What accuracy did Woori IO's Glucheck achieve in the OSRH pilot study (Nov 6, 2025 release)?

The pilot found > 90% of measurements across both models met ≥85% accuracy, with specific ranges showing 85%–100% meeting that threshold.

How many participants and datasets were used in the Glucheck pilot study (OSRH/Nov 6, 2025)?

The study enrolled 145 participants with 140 datasets used for calibration and validation.

Did the Glucheck pilot study meet ISO or error-grid standards (OSRH announcement)?

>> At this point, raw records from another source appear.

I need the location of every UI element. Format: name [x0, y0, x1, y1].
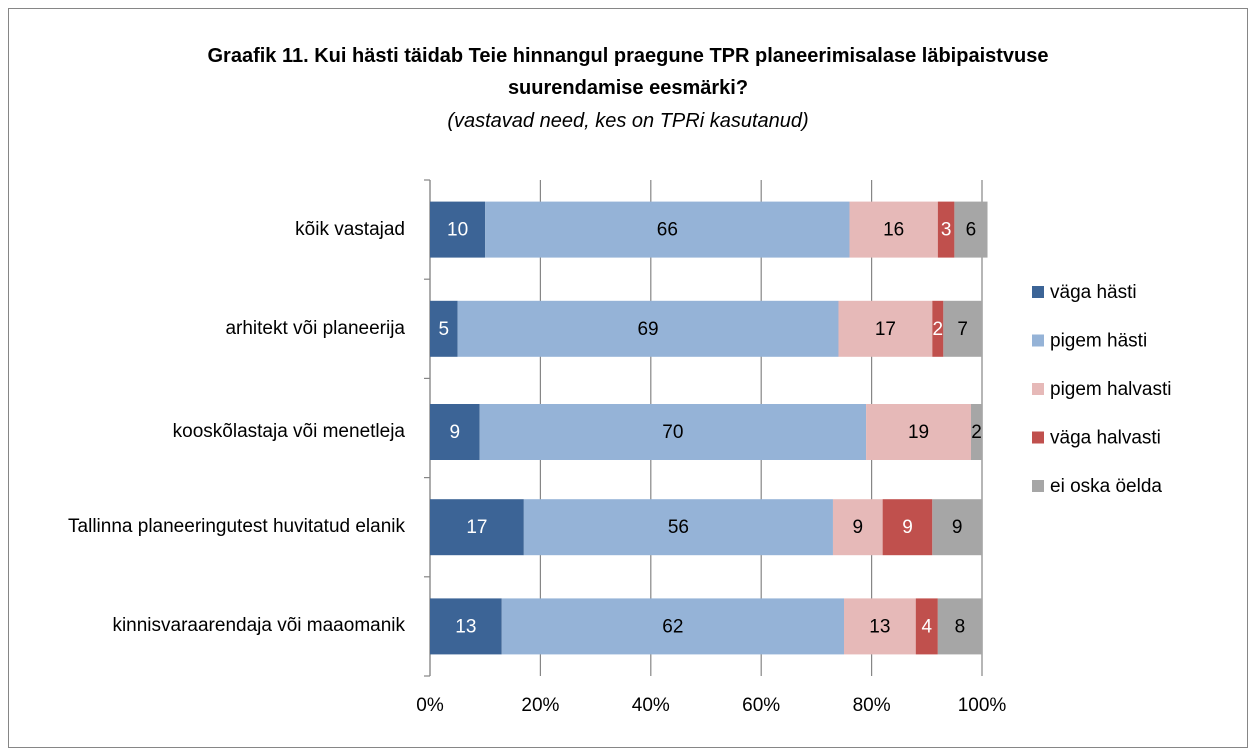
data-label: 5 [439, 319, 450, 340]
bar-segment [970, 404, 982, 460]
legend-swatch [1032, 431, 1044, 444]
bar-segment [943, 300, 982, 357]
data-label: 9 [853, 517, 864, 538]
bar-segment [479, 404, 867, 460]
bar-segment [866, 404, 971, 460]
chart-subtitle: (vastavad need, kes on TPRi kasutanud) [447, 110, 809, 132]
legend-swatch [1032, 383, 1044, 395]
data-label: 9 [450, 422, 461, 443]
legend-label: väga halvasti [1050, 428, 1161, 449]
data-label: 17 [466, 517, 487, 538]
y-tick-label: Tallinna planeeringutest huvitatud elani… [68, 516, 405, 538]
data-label: 16 [883, 220, 904, 241]
data-label: 2 [971, 422, 982, 443]
data-label: 62 [662, 616, 683, 637]
legend-label: väga hästi [1050, 282, 1137, 303]
y-tick-label: kõik vastajad [295, 218, 405, 240]
data-label: 3 [941, 220, 952, 241]
bar-segment [457, 300, 839, 357]
data-label: 6 [966, 220, 977, 241]
bar-segment [937, 201, 955, 258]
legend-swatch [1032, 334, 1044, 347]
data-label: 9 [952, 517, 963, 538]
data-label: 10 [447, 220, 468, 241]
data-label: 70 [662, 422, 683, 443]
bar-segment [932, 499, 982, 556]
y-tick-label: arhitekt või planeerija [225, 317, 405, 339]
bar-segment [501, 598, 844, 655]
data-label: 19 [908, 422, 929, 443]
bar-segment [937, 598, 982, 655]
x-tick-label: 80% [853, 695, 891, 716]
bar-segment [844, 598, 916, 655]
bar-segment [954, 201, 988, 258]
y-tick-label: kinnisvaraarendaja või maaomanik [112, 615, 405, 637]
data-label: 13 [455, 616, 476, 637]
data-label: 7 [957, 319, 968, 340]
data-label: 56 [668, 517, 689, 538]
data-label: 13 [869, 616, 890, 637]
bar-segment [523, 499, 833, 556]
x-tick-label: 60% [742, 695, 780, 716]
bar-segment [932, 300, 944, 357]
legend-label: pigem hästi [1050, 331, 1147, 352]
bar-segment [430, 499, 524, 556]
bar-segment [485, 201, 850, 258]
bar-segment [849, 201, 938, 258]
data-label: 66 [657, 220, 678, 241]
data-label: 8 [955, 616, 966, 637]
legend-swatch [1032, 480, 1044, 492]
chart-title: Graafik 11. Kui hästi täidab Teie hinnan… [207, 45, 1049, 99]
bar-segment [430, 404, 480, 460]
y-tick-label: kooskõlastaja või menetleja [172, 421, 405, 442]
x-tick-label: 0% [416, 695, 444, 716]
legend-swatch [1032, 286, 1044, 298]
bar-segment [430, 598, 502, 655]
data-label: 69 [637, 319, 658, 340]
x-tick-label: 40% [632, 695, 670, 716]
bar-segment [838, 300, 933, 357]
bar-segment [832, 499, 883, 556]
legend-label: pigem halvasti [1050, 379, 1171, 400]
bar-segment [915, 598, 938, 655]
bar-segment [430, 300, 458, 357]
bar-segment [882, 499, 933, 556]
data-label: 9 [902, 517, 913, 538]
x-tick-label: 20% [521, 695, 559, 716]
legend-label: ei oska öelda [1050, 476, 1162, 497]
bar-segment [430, 201, 486, 258]
data-label: 17 [875, 319, 896, 340]
data-label: 4 [922, 616, 933, 637]
x-tick-label: 100% [958, 695, 1007, 716]
data-label: 2 [933, 319, 944, 340]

Yes; all measurements fell within Zones A and B of Clarke and Consensus Error Grids and satisfied ISO 15197:2013 acceptance criteria.

Were both Glucheck device models comparable in the OSRH pilot study?

Yes; mouse-type and stick-type models produced comparable results, confirming platform consistency.

Is the Glucheck pilot study a regulatory trial with MFDS (OSRH statement)?

No; the 2023 pilot was exploratory and not MFDS-registered; a formal MFDS-compliant trial is planned for H1 2026.

What next steps did OSRH outline after the Woori IO pilot study?

OSRH indicated ongoing PoC work with Samsung and a planned MFDS-compliant clinical trial in H1 2026 at a Seoul medical center.